Прислушиваясь к старушке, Андриашин подумал: «Молодцы ребята, если только бабуся рассказывает правду». В том, что фашисты имели в Москве свою агентуру, сомнений не было. Не одного и не двух шпионов уже задержали милиционеры. У Андриашина другая задача: предстояло проверить человека, о котором рассказал рабочий Иван Семенович, отец Лёньки — пацана, потерявшего недавно хлебные карточки.
Привезли хлеб. Очередь зашевелилась, вытянулась к ободранным дверям булочной. Андриашин вошел внутрь. Возле прилавка толпился народ. На него, сидящего в стороне, никто не обращал внимания. Как было условлено, продавщица громко называла карточки:
— Одна рабочая, одна иждивенческая, две детские. Итого: два килограмма.
Называла цену, взвешивала хлеб и протягивала покупателю.
У прилавка еще не старая женщина в легком костюме и желтом берете. В руках у нее добротная коричневая кожаная сумка. Движения энергичные, голос громкий, повелительный. Она протягивает продавцу карточки и сама называет:
— Три рабочие!
За ней хлеб покупает старушка, та, что рассказывала про ракетчиков. Свои четыреста граммов она берет от продавца неторопливо и бережно заворачивает в чистую тряпицу.

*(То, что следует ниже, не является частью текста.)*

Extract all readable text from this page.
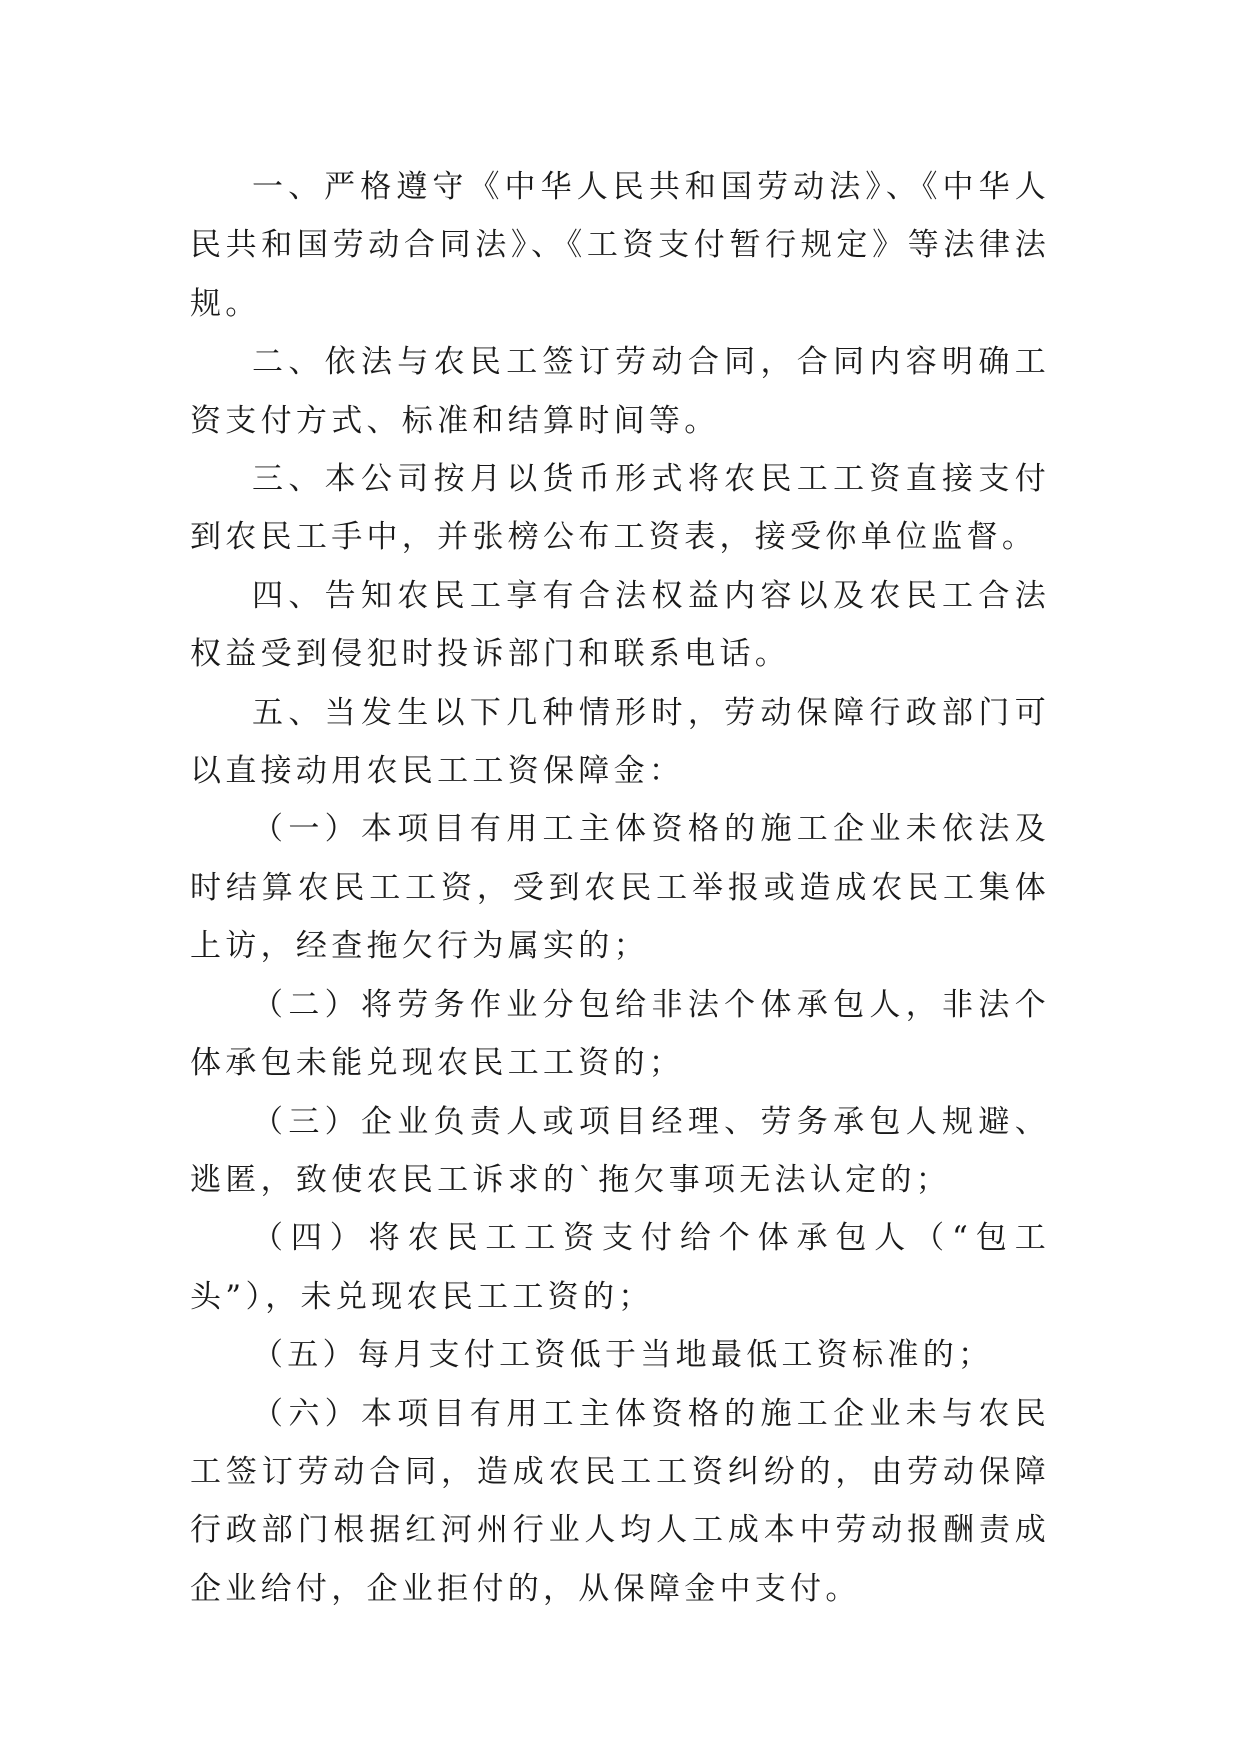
一、严格遵守《中华人民共和国劳动法》、《中华人民共和国劳动合同法》、《工资支付暂行规定》等法律法规。

二、依法与农民工签订劳动合同，合同内容明确工资支付方式、标准和结算时间等。

三、本公司按月以货币形式将农民工工资直接支付到农民工手中，并张榜公布工资表，接受你单位监督。

四、告知农民工享有合法权益内容以及农民工合法权益受到侵犯时投诉部门和联系电话。

五、当发生以下几种情形时，劳动保障行政部门可以直接动用农民工工资保障金：

（一）本项目有用工主体资格的施工企业未依法及时结算农民工工资，受到农民工举报或造成农民工集体上访，经查拖欠行为属实的；

（二）将劳务作业分包给非法个体承包人，非法个体承包未能兑现农民工工资的；

（三）企业负责人或项目经理、劳务承包人规避、逃匿，致使农民工诉求的`拖欠事项无法认定的；

（四）将农民工工资支付给个体承包人（“包工头”），未兑现农民工工资的；

（五）每月支付工资低于当地最低工资标准的；

（六）本项目有用工主体资格的施工企业未与农民工签订劳动合同，造成农民工工资纠纷的，由劳动保障行政部门根据红河州行业人均人工成本中劳动报酬责成企业给付，企业拒付的，从保障金中支付。
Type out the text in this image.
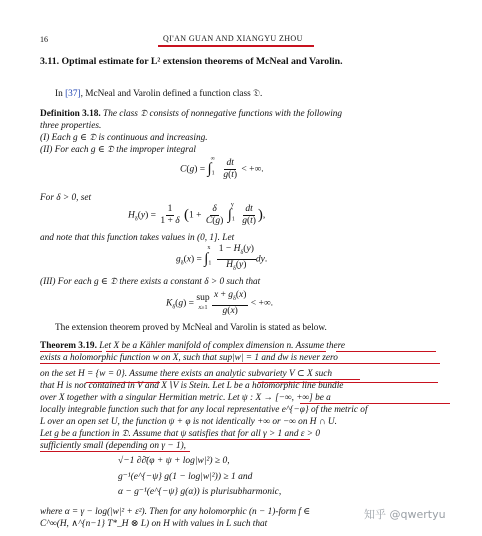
16	QI'AN GUAN AND XIANGYU ZHOU
3.11. Optimal estimate for L² extension theorems of McNeal and Varolin.
In [37], McNeal and Varolin defined a function class 𝔇.
Definition 3.18. The class 𝔇 consists of nonnegative functions with the following
three properties.
(I) Each g ∈ 𝔇 is continuous and increasing.
(II) For each g ∈ 𝔇 the improper integral
$C(g) = \int_1^\infty \frac{dt}{g(t)}$ < +∞.
For δ > 0, set
$H_\delta(y) = \frac{1}{1 + \delta} (1 + \frac{\delta}{C(g)} \int_1^y \frac{dt}{g(t)}$ ),
and note that this function takes values in (0, 1]. Let
$g_\delta(x) = \int_1^x \frac{1 - H_\delta(y)}{H_\delta(y)}$ dy.
(III) For each g ∈ 𝔇 there exists a constant δ > 0 such that
$K_\delta(g)$ = sup
x≥1
$\frac{x + g_\delta(x)}{g(x)}$ < +∞.
The extension theorem proved by McNeal and Varolin is stated as below.
Theorem 3.19. Let X be a Kähler manifold of complex dimension n. Assume there
exists a holomorphic function w on X, such that sup|w| = 1 and dw is never zero
on the set H = {w = 0}. Assume there exists an analytic subvariety V ⊂ X such
that H is not contained in V and X∖V is Stein. Let L be a holomorphic line bundle
over X together with a singular Hermitian metric. Let ψ : X → [−∞, +∞] be a
locally integrable function such that for any local representative e^{−φ} of the metric of
L over an open set U, the function ψ + φ is not identically +∞ or −∞ on H ∩ U.
Let g be a function in 𝔇. Assume that ψ satisfies that for all γ > 1 and ε > 0
sufficiently small (depending on γ − 1),
√−1 ∂∂̄(φ + ψ + log|w|²) ≥ 0,
g⁻¹(e^{−ψ} g(1 − log|w|²)) ≥ 1 and
α − g⁻¹(e^{−ψ} g(α)) is plurisubharmonic,
where α = γ − log(|w|² + ε²). Then for any holomorphic (n − 1)-form f ∈
C^∞(H, ∧^{n−1} T*_H ⊗ L) on H with values in L such that
知乎 @qwertyu
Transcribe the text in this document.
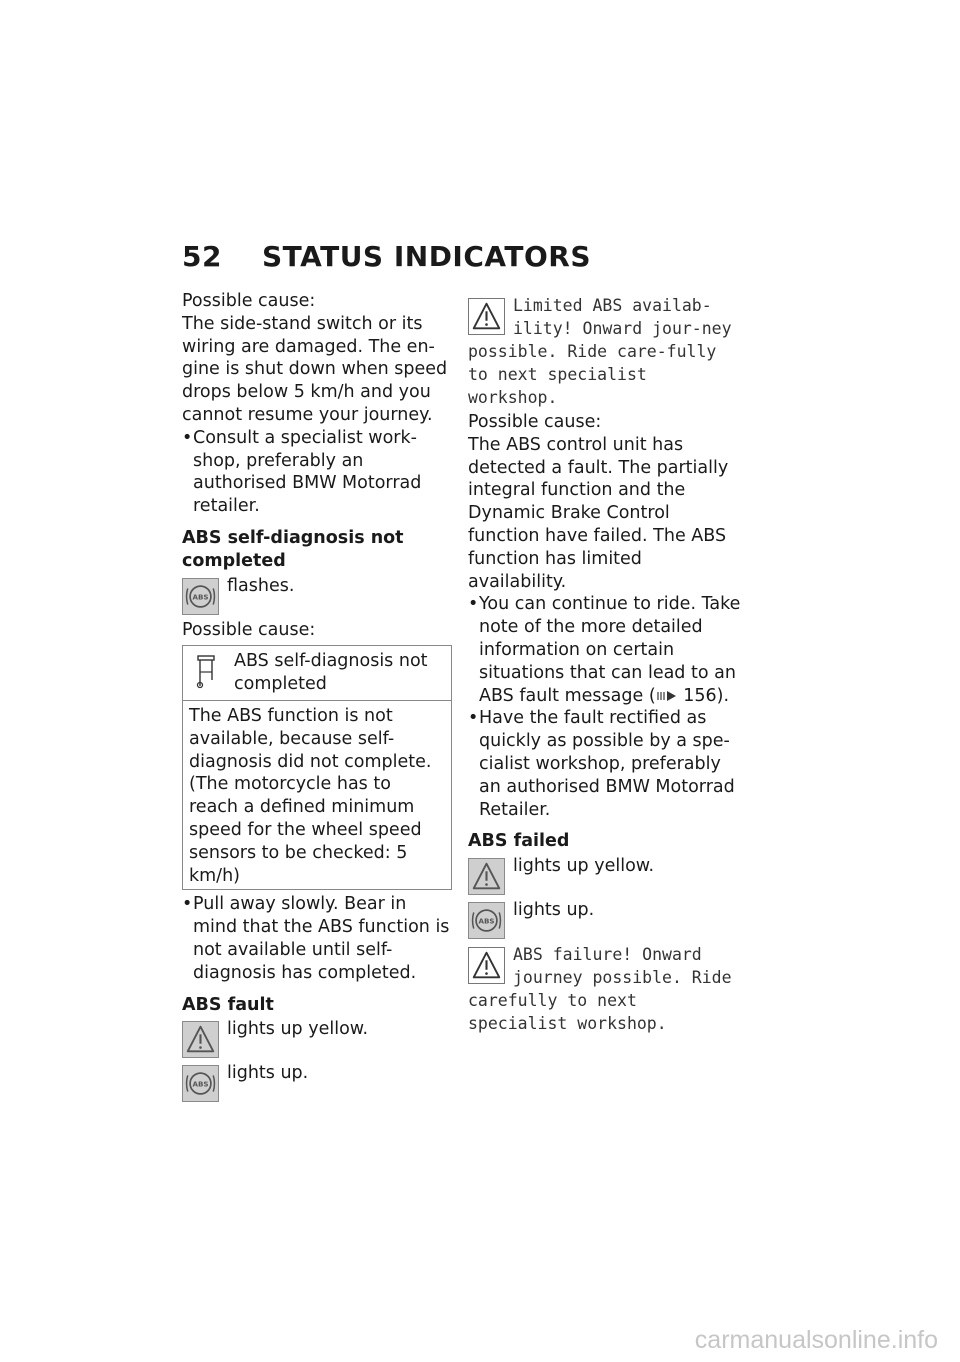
52 STATUS INDICATORS

Possible cause:

The side-stand switch or its wiring are damaged. The en-gine is shut down when speed drops below 5 km/h and you cannot resume your journey.

• Consult a specialist work-shop, preferably an authorised BMW Motorrad retailer.

ABS self-diagnosis not completed

ABS
flashes.

Possible cause:

ABS self-diagnosis not completed
The ABS function is not available, because self-diagnosis did not complete. (The motorcycle has to reach a defined minimum speed for the wheel speed sensors to be checked: 5 km/h)

• Pull away slowly. Bear in mind that the ABS function is not available until self-diagnosis has completed.

ABS fault

lights up yellow.
ABS
lights up.
Limited ABS availab-ility! Onward jour-ney possible. Ride care-fully to next specialist workshop.

Possible cause:

The ABS control unit has detected a fault. The partially integral function and the Dynamic Brake Control function have failed. The ABS function has limited availability.

• You can continue to ride. Take note of the more detailed information on certain situations that can lead to an ABS fault message ( 156).

• Have the fault rectified as quickly as possible by a spe-cialist workshop, preferably an authorised BMW Motorrad Retailer.

ABS failed

lights up yellow.
ABS
lights up.
ABS failure! Onward journey possible. Ride carefully to next specialist workshop.
carmanualsonline.info
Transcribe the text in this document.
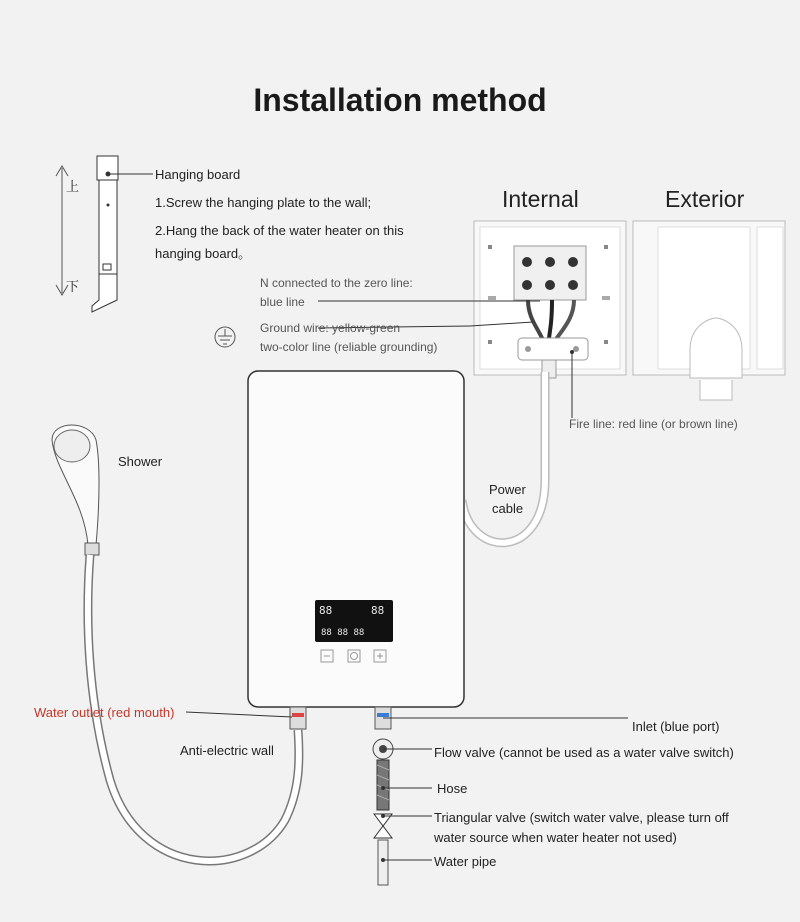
Installation method
88	88
88 88 88
上
下
Hanging board
1.Screw the hanging plate to the wall;
2.Hang the back of the water heater on this
hanging board。
Internal	Exterior
N connected to the zero line:
blue line
Ground wire: yellow-green
two-color line (reliable grounding)
Fire line: red line (or brown line)
Power
cable
Shower
Water outlet (red mouth)
Anti-electric wall
Inlet (blue port)
Flow valve (cannot be used as a water valve switch)
Hose
Triangular valve (switch water valve, please turn off
water source when water heater not used)
Water pipe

Приближается очередь Андриашина. Пока ничего интересного в магазине он не заметил. Люди приходили и уходили. Дверь хлопала беспрерывно. Андриашин оглянулся: за ним стояло человек тридцать, а может, и все пятьдесят. Он уже многих запомнил. Появился новый покупатель. Новый ли? Он узнал ее сразу. Только что-то изменилось в облике. На голове уже нет желтого берета, а поверх костюма светлый пыльник, в руках авоська. На глазах очки. Но тот же энергичный поворот головы.
«Она же только что получила хлеб по трем рабочим карточкам», — подумал Андриашин.
В этот раз женщина получила две рабочие и две детские нормы хлеба. Хороша семейка! Почти полных четыре буханки. Это уже интересно.
Следом за женщиной Андриашин вышел из магазина.
— Разрешите помочь, — галантно предложил он.
Женщина вздрогнула, увидев незнакомого мужчину. Но быстро справилась с испугом.
— Если уж вам так хочется, пожалуйста. — И протянула авоську.
Андриашин легонько взял женщину за локоть. Некоторое время они шли молча. Андриашин слышал, как старушка сказала им вслед:
— Не иначе как спекулянты, вон сколько хлеба нахватали.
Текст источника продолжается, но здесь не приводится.